Zack.

Él era… singular.

Lo más vistoso de él era su complexión fornida, en una altura que no pasaba del 1.80, quizá menos que eso; sin embargo, su rostro estaba adornado con sus ojos casi púrpuras (Génesis de Alexandría, o mera casualidad genética). Muchos aseguraban que eran lentes de contacto, así como otros que decían que se había operado la nariz, que su piel era demasiado clara para ser latino, que su cabello era demasiado negro…

Pero ella sabía la verdad.

Sabía que esa mirada tan particular oscilaba mucho entre las chicas alrededor de él; que un beso suyo no era tan especial para él como debería de ser. Su sonrisa era casi perene, amable, tranquila, que siempre debía mostrar por el trabajo que tenía.

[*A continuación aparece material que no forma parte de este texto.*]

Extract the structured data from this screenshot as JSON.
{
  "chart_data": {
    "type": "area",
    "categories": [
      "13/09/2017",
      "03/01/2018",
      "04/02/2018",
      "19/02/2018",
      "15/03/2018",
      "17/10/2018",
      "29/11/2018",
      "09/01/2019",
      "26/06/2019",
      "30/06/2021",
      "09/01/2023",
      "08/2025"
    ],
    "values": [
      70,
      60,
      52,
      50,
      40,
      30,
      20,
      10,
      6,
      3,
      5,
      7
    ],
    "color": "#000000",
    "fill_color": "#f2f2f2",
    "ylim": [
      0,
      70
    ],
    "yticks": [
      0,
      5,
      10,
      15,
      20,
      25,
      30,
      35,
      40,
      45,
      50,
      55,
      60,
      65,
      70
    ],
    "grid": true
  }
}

Sin embargo, lo había conocido serio. En el campo era distinto, protector, fuerte, completamente defensivo al tener más fuerza de lo que parecía; nunca tuvo miedo de hacerse daño, y era, sobre todo, un hombre de palabra.

Estaba tan cerca, y tan lejos al mismo tiempo.

Admitió que, al inicio, había caído prendada de él cuando lo conoció, tal como todas las chicas que se habían cruzado con él; la situación hizo que ellos pudiesen convivir y conocerse aún más, solo para notar lo realmente lejos que esta de él, de su atención.

De Zack, el galán.

Ese era el motivo de su extrañeza cuando, de pronto, lo encontró de pie frente a ella.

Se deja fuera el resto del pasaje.